All these memoranda have been supported in principle by all the jurisdictions in terms of the roles and responsibilities on information sharing and on mutual aid, as well as working through some of the financial annexes on the information sharing. We're anticipating ministers dealing with that in the fall. However, it has not impeded the work in any way. The thinking that goes behind these memoranda is the essential matter we're dealing with in terms of cooperation, collaboration, and sharing of information. All those things are in place and are working.
In terms of the question with regard to not everybody knowing, I'm sure that's true. That's always true. Seven years ago, long before I started this job, I was working with the local health authorities, with municipalities, with representatives from multiple municipalities, from police, from fire, as well as undertakers, working on the pandemic plan for that region. That's a region that probably has a lot of things in place now, seven years later, that some others may not have.
We know, at the outset of H1, not every jurisdiction was at the same level of planning or had the same level of connection between medical officers, municipal officials, hospital officials, etc. We've been encouraging, because we don't do it. Public health is a local activity. The hospital is local, everything is local, but it can connect through provinces, territories, and the national and international governments.
So we've been working to encourage that, to develop the resources, to build collaborative mechanisms to foster that, but at the end of the day it really is a shared responsibility that each level, each jurisdiction, needs to address. So if there are questions to be answered, part of it is asking the question; and if it's the local police or fire, it's talking to the local medical officer, because that's actually where the action takes place. The issue of the broad guidelines is important, but those are broad guidelines at a national level that then need to be adapted and used locally.

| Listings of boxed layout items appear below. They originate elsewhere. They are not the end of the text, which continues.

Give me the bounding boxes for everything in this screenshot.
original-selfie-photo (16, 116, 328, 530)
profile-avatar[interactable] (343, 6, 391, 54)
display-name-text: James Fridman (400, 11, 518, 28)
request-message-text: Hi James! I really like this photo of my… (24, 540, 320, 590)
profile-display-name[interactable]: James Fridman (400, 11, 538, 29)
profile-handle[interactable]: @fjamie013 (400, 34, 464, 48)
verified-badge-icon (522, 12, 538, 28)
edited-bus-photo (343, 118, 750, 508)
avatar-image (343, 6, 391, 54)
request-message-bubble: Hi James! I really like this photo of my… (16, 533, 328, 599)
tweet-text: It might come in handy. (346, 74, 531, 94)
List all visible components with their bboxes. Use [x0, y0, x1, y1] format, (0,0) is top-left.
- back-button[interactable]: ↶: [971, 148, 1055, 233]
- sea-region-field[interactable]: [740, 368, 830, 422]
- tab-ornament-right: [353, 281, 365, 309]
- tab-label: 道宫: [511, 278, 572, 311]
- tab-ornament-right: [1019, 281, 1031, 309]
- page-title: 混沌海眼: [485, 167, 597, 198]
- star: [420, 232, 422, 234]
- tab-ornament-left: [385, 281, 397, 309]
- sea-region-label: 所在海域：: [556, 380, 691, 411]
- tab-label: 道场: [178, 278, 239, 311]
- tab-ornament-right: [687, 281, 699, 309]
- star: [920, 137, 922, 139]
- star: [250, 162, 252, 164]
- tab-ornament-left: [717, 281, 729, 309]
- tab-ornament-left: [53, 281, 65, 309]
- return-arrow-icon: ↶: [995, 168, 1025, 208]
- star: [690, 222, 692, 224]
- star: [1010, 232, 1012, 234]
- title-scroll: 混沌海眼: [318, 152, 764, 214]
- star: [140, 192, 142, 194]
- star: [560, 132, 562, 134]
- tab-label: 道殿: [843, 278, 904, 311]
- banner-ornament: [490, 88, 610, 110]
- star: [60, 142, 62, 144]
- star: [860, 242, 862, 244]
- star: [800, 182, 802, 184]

I think many of those guidelines were actually in place before H1, because we've been working on these issues, as I think the committee knows, for a long time. But then when we saw H1, they needed to be adapted, because it's not exactly what we expected. We had guidelines around for health care facilities, etc. Once we saw H1, in the first weeks, we adapted those guidelines for H1, and we've recently revised them based on, now, several months of experience.
That revision will continue to go on. They get posted; they get shared. Sometimes there are gaps in the information because not everybody knows at the same time, but again, it's key, and I want to stress that, from all areas, if people don't know, they need to ask. We'll communicate. Each level will communicate, but it's important also that they ask, and there is the planning that needs to take place locally.